Prasasti Batutulis merupakan peninggalan bersejarah yang tidak hanya menyimpan nilai historis tetapi juga menggambarkan perasaan mendalam seorang anak terhadap ayahnya. Dibuat oleh Prabu Surawisesa, penerus tahta Kerajaan Pajajaran, prasasti ini mencerminkan simbol bakti dan penyesalan di tengah gejolak pemerintahan yang dipimpinnya. Memasuki masa senja kekuasaan kerajaan, Surawisesa berhadapan dengan tantangan yang sangat merisaukan, yang tercermin dengan jelas dalam prasasti tersebut.
Prasasti Batutulis ditulis sekitar dua tahun sebelum wafatnya Surawisesa. Pada masa itu, wilayah Pajajaran dilanda berbagai konflik, baik internal maupun eksternal. Menurut Saleh Danasasmita dalam bukunya “Melacak Jejak Sejarah: Pakuan Pajajaran dan Prabu Siliwangi”, Surawisesa merasa kesulitan dalam menjaga stabilitas kerajaan yang diwariskan oleh ayahnya, Prabu Siliwangi. Kekuatan gaib yang diyakini dapat melindungi raja, sebagaimana dijelaskan dalam prasasti, menunjukkan betapa beratnya beban yang harus dipikul oleh Surawisesa.
Prasasti ini bukan hanya sekedar batu bertuliskan, melainkan merupakan “sakakala” atau tanda peringatan bagi Prabu Siliwangi, yang dikenal dengan gelar Sri Baduga. Di dalamnya, tidak hanya terdapat ungkapan pujian kepada ayahnya, tetapi juga menyimpan rasa penyesalan dan beban emosional yang dirasakan Surawisesa. Ia merasa tidak mampu meneruskan amanah dengan baik, terutama saat melihat keruntuhan stabilitas yang pernah ditegakkan oleh Prabu Siliwangi.
Dalam konteks sejarah, Prasasti Batutulis menegaskan posisi Prabu Siliwangi sebagai pemimpin yang agung. Meski mendapat warisan yang tampaknya kuat, Surawisesa harus menghadapi kenyataan bahwa kekuatan tersebut mulai memudar semasa pemerintahannya. Hal ini tercermin dari ungkapan-ungkapan sabda yang terdapat dalam prasasti yang menggambarkan kekhawatiran akan kedatangan musuh dan hilangnya persatuan di dalam kerajaan.
Pemerintahan Surawisesa harus berjuang menghadapi tantangan berat, termasuk hilangnya dukungan dari pihak-pihak yang pernah bersahabat, seperti para pedagang Portugis. Pihak Portugis merupakan salah satu sekutu strategis yang dibangun oleh Sri Baduga untuk mempertahankan kekuatan Pajajaran. Namun, saat mereka pergi dari kancah politik, Pajajaran kehilangan salah satu benteng pertahanannya yang paling kuat.
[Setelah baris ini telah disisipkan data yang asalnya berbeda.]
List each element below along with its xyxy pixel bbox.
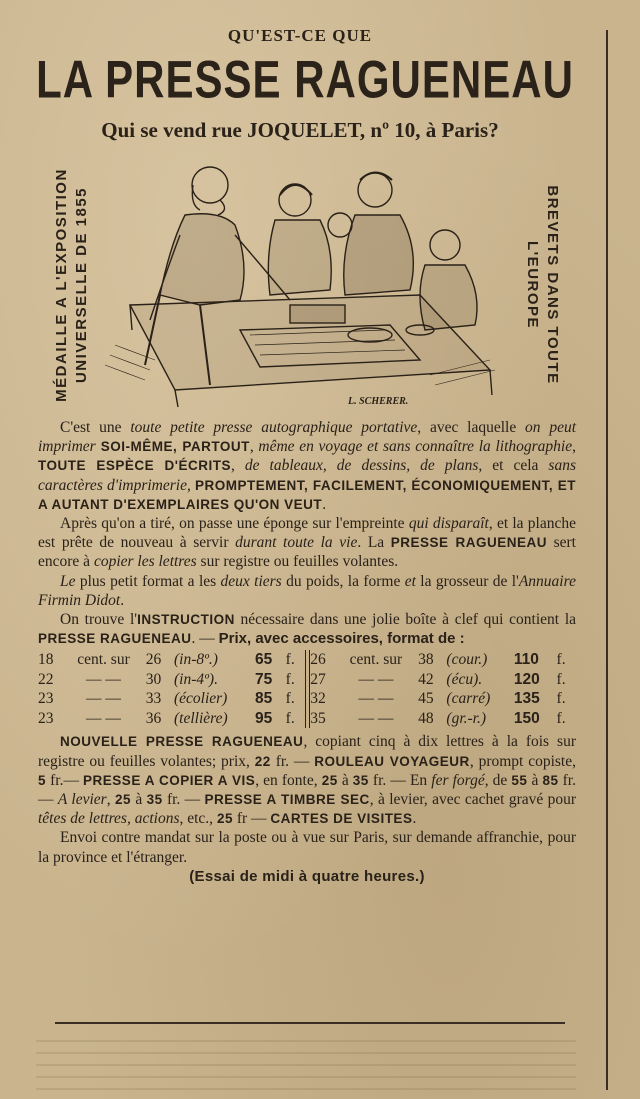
price-left-unit: f. [285, 709, 295, 727]
price-left-format: (in-4º). [173, 670, 218, 688]
text-bold: 5 [38, 772, 47, 788]
text: , [231, 457, 245, 475]
paragraph-sponge [38, 514, 576, 572]
text-heavy: Prix, avec accessoires, format de : [218, 630, 465, 648]
text: , [249, 438, 259, 456]
paragraph-instruction [38, 610, 576, 648]
text: fr. — [270, 752, 315, 770]
price-left-format: (in-8º.) [173, 651, 218, 669]
text: , à levier, avec cachet gravé pour [369, 791, 577, 809]
text: , etc., [179, 810, 217, 828]
text-bold: ROULEAU VOYAGEUR [314, 753, 470, 769]
price-right-sep: cent. sur [349, 651, 403, 669]
text-italic: deux tiers [220, 572, 282, 590]
text: du poids, la forme [281, 572, 405, 590]
text-italic: même en voyage et sans connaître la lithographie [258, 438, 573, 456]
text: à [130, 791, 147, 809]
text: fr — [232, 810, 271, 828]
text: à [337, 771, 353, 789]
price-right-size: 35 [310, 709, 326, 727]
price-right-dim: 48 [418, 709, 434, 727]
text-italic: sans caractères d'imprimerie [38, 457, 576, 494]
price-right-size: 27 [310, 670, 326, 688]
price-table [38, 650, 576, 728]
price-right-size: 32 [310, 690, 326, 708]
text-bold: PRESSE RAGUENEAU [38, 631, 192, 647]
price-right-format: (carré) [446, 690, 491, 708]
price-row [38, 689, 576, 709]
bottom-rule [55, 1022, 565, 1024]
patent-caption [522, 185, 562, 384]
price-left-sep: — — [86, 670, 121, 688]
price-left-format: (écolier) [173, 690, 228, 708]
text-bold: 55 [511, 772, 528, 788]
price-right-sep: — — [358, 690, 394, 708]
text-bold: SOI-MÊME, PARTOUT [95, 439, 250, 455]
price-left-format: (tellière) [173, 709, 228, 727]
price-right-amount: 135 [513, 690, 540, 708]
price-right-amount: 120 [513, 670, 540, 688]
price-row [38, 670, 576, 690]
price-row [38, 650, 576, 670]
text: plus petit format a les [75, 572, 221, 590]
price-row [38, 709, 576, 729]
text: , de [484, 771, 512, 789]
text-italic: A levier [57, 791, 107, 809]
text: sur registre ou feuilles volantes. [196, 553, 399, 571]
engraving-illustration [90, 155, 520, 410]
text-italic: toute petite presse autographique portative [130, 419, 418, 436]
price-left-sep: — — [86, 690, 121, 708]
paragraph-format [38, 572, 576, 610]
price-right-amount: 150 [513, 709, 540, 727]
price-left-size: 23 [38, 690, 54, 708]
medal-caption-line2: UNIVERSELLE DE 1855 [73, 186, 90, 384]
price-left-amount: 95 [254, 709, 273, 727]
text: fr.— [46, 771, 84, 789]
text: , avec laquelle [417, 419, 526, 436]
subtitle: Qui se vend rue JOQUELET, nº 10, à Paris? [101, 118, 499, 142]
price-left-dim: 36 [145, 709, 162, 727]
text-italic: qui disparaît [408, 515, 489, 533]
text-italic: durant toute la vie [235, 534, 358, 552]
kicker: QU'EST-CE QUE [227, 26, 373, 45]
text-bold: PRESSE A TIMBRE SEC [204, 792, 370, 808]
text-italic: de tableaux, de dessins, de plans [244, 457, 479, 475]
text-bold: TOUTE ESPÈCE D'ÉCRITS [38, 458, 232, 474]
text: Après qu'on a tiré, on passe une éponge sur l'empreinte [60, 515, 409, 533]
price-right-sep: — — [358, 709, 394, 727]
text: , [106, 791, 115, 809]
text: , en fonte, [255, 771, 322, 789]
text-bold: PRESSE A COPIER A VIS [83, 772, 256, 788]
price-right-amount: 110 [513, 651, 539, 669]
paragraph-products [38, 732, 576, 828]
text-bold: INSTRUCTION [137, 612, 235, 628]
text: . — [191, 630, 219, 648]
price-left-amount: 65 [254, 651, 273, 669]
price-left-unit: f. [285, 670, 295, 688]
price-left-sep: — — [86, 709, 121, 727]
text: , copiant cinq à dix lettres à la fois sur registre ou feuilles volantes; prix, [38, 733, 576, 770]
text: , et cela [478, 457, 549, 475]
text: On trouve l' [60, 611, 138, 629]
text: fr. — [38, 771, 576, 809]
text: nécessaire dans une jolie boîte à clef qui contient la [234, 611, 577, 629]
medal-caption-line1: MÉDAILLE A L'EXPOSITION [53, 168, 70, 402]
text-bold: 85 [542, 772, 559, 788]
price-left-sep: cent. sur [77, 651, 130, 669]
paragraph-shipping: Envoi contre mandat sur la poste ou à vue sur Paris, sur demande affranchie, pour la province et l'étranger. [38, 829, 576, 866]
text-italic: têtes de lettres, actions [38, 810, 180, 828]
price-right-dim: 42 [418, 670, 434, 688]
price-left-unit: f. [285, 690, 295, 708]
price-left-size: 22 [38, 670, 54, 688]
text-italic: fer forgé [431, 771, 485, 789]
medal-caption [52, 168, 92, 402]
text-italic: on peut imprimer [38, 419, 577, 456]
text-bold: 22 [254, 753, 271, 769]
text: , prompt copiste, [469, 752, 576, 770]
price-left-amount: 85 [254, 690, 273, 708]
text-bold: 25 [114, 792, 131, 808]
text: , et la planche est prête de nouveau à servir [38, 515, 576, 552]
price-right-dim: 45 [418, 690, 434, 708]
text: . [120, 591, 125, 609]
text-italic: et [404, 572, 416, 590]
text: à [527, 771, 543, 789]
text: la grosseur de l' [415, 572, 519, 590]
hours-note: (Essai de midi à quatre heures.) [189, 867, 425, 885]
text: C'est une [60, 419, 131, 436]
price-left-dim: 33 [145, 690, 162, 708]
advert-body [38, 418, 576, 886]
text-bold: NOUVELLE PRESSE RAGUENEAU [60, 734, 304, 750]
text: , [186, 476, 196, 494]
text: . La [357, 534, 391, 552]
price-right-dim: 38 [418, 651, 434, 669]
text: . [322, 495, 327, 513]
text-italic: Le [60, 572, 76, 590]
price-right-format: (écu). [446, 670, 483, 688]
price-right-unit: f. [556, 690, 566, 708]
price-right-unit: f. [556, 651, 566, 669]
text-bold: CARTES DE VISITES [270, 811, 413, 827]
page-title: LA PRESSE RAGUENEAU [36, 50, 574, 109]
text-bold: PROMPTEMENT, FACILEMENT, ÉCONOMIQUEMENT, ET A AUTANT D'EXEMPLAIRES QU'ON VEUT [38, 477, 576, 512]
patent-caption-line2: L'EUROPE [524, 240, 541, 330]
text-bold: 25 [216, 811, 233, 827]
engraver-signature: L. SCHERER. [348, 396, 409, 407]
price-left-size: 18 [38, 651, 54, 669]
text-bold: 35 [352, 772, 369, 788]
price-right-format: (cour.) [446, 651, 488, 669]
text-bold: 35 [146, 792, 163, 808]
text: fr. — En [368, 771, 432, 789]
text: sert encore à [38, 534, 576, 571]
price-left-size: 23 [38, 709, 54, 727]
text-italic: copier les lettres [93, 553, 197, 571]
text-bold: PRESSE RAGUENEAU [390, 535, 548, 551]
paragraph-intro [38, 418, 576, 514]
text-italic: Annuaire Firmin Didot [38, 572, 576, 609]
column-rule [606, 30, 608, 1090]
price-right-unit: f. [556, 670, 566, 688]
price-left-dim: 26 [145, 651, 162, 669]
bleed-through-text [36, 1040, 576, 1095]
price-right-unit: f. [556, 709, 566, 727]
price-right-size: 26 [310, 651, 326, 669]
text: fr. — [162, 791, 205, 809]
price-left-amount: 75 [254, 670, 273, 688]
text: , [572, 438, 576, 456]
price-left-dim: 30 [145, 670, 162, 688]
text-bold: 25 [321, 772, 338, 788]
price-left-unit: f. [285, 651, 295, 669]
text: . [412, 810, 417, 828]
price-right-sep: — — [358, 670, 394, 688]
patent-caption-line1: BREVETS DANS TOUTE [544, 185, 561, 385]
price-right-format: (gr.-r.) [446, 709, 487, 727]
Rasa kesedihan dan penyesalan ini teramat dalam dalam konteks sastra. Prasasti ini dapat dilihat sebagai ungkapan emosi yang mendalam, berupa permohonan maaf dan doa bagi ayahanda yang telah tiada. Melalui tulisan ini, Surawisesa ingin menunjukkan rasa bakti yang besar kepada Prabu Siliwangi, sekaligus memperlihatkan kepedihan di hatinya yang mungkin dihasilkan dari ketidakmampuannya menjaga surga yang telah dibangun oleh ayahnya.
Secara keseluruhan, Prasasti Batutulis tidak hanya mengisahkan perjalanan politik Kerajaan Pajajaran, tetapi juga menggambarkan hubungan yang dalam antara ayah dan anak. Hubungan ini terguncang oleh situasi dan kondisi yang tidak menguntungkan, namun tetap dihiasi oleh rasa bakti yang tulus. Dalam setiap goresan yang terukir, terdapat nada kesedihan dan harapan untuk kembali menemukan kedamaian yang pernah ada.
Keberadaan Prasasti Batutulis pun memberikan wahana bagi kita untuk merenungkan arti dari bakti dan penyesalan. Di tengah berbagai tantangan dalam kepemimpinan, Surawisesa menggambarkan dengan jelas, bahwa rasa bersalah dan ketidakmampuan menjaga warisan dari generasi sebelumnya adalah perasaan yang universal, relevan hingga saat ini. Pemahaman terhadap prasasti ini sangat penting sebagai bagian dari warisan budaya yang harus kita lestarikan dan kaji lebih dalam lagi.